The CFPB’s open banking rule—finalized in October 2024 under Section 1033 of the Dodd-Frank Act—seeks to give consumers more control over their financial data. The rule mandates that banks and financial institutions must provide consumers with the ability to access and securely share their financial information with third-party fintech apps and platforms. It’s a move designed to promote competition, transparency, and innovation in the financial services sector—much like open banking regulations in the U.K. and EU.
However, this rule hasn’t gone unchallenged. A coalition of banking groups, including the Bank Policy Institute and the Kentucky Bankers Association, has filed a lawsuit against the CFPB, arguing that the rule overreaches the agency’s authority and could introduce serious security vulnerabilities. Ironically, in a surprising twist, the CFPB itself recently filed a motion suggesting the rule should be struck down—prompting concern and confusion within the fintech industry.
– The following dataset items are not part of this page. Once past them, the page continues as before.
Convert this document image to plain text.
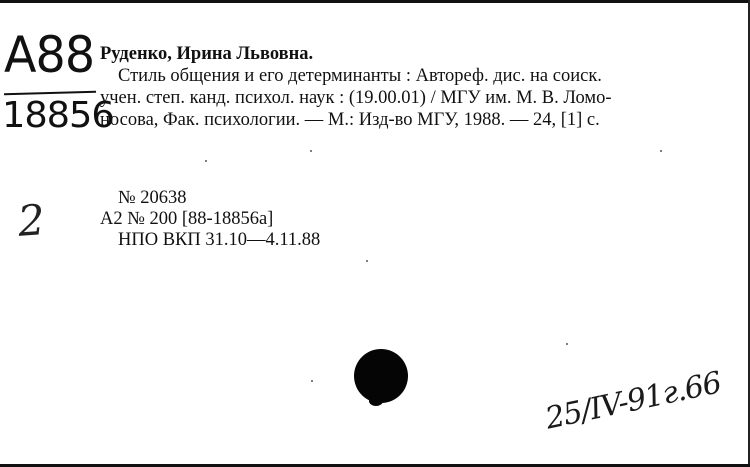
A88
18856

Руденко, Ирина Львовна.

Стиль общения и его детерминанты : Автореф. дис. на соиск.

учен. степ. канд. психол. наук : (19.00.01) / МГУ им. М. В. Ломо-

носова, Фак. психологии. — М.: Изд-во МГУ, 1988. — 24, [1] с.

2	№ 20638

А2 № 200 [88-18856а]

НПО ВКП 31.10—4.11.88

25/IV-91г.66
In response, the FTA filed a motion to intervene in the case, which was granted by the court. The association argued that invalidating the rule would be a significant setback for consumer rights and fintech innovation. According to the FTA, open banking enables consumers to take full ownership of their financial lives—empowering them to switch banks, access better services, and utilize tools like budgeting apps, payment platforms, and digital wallets more effectively.
The open banking rule has long been a top priority for fintech firms, many of which rely on consumer-permissioned data to provide their services. Companies like Plaid have built entire infrastructures on secure data access protocols, allowing users to link their bank accounts to dozens of financial apps seamlessly. By standardizing and securing that access, the CFPB’s rule is seen as a way to strengthen—not weaken—consumer protection.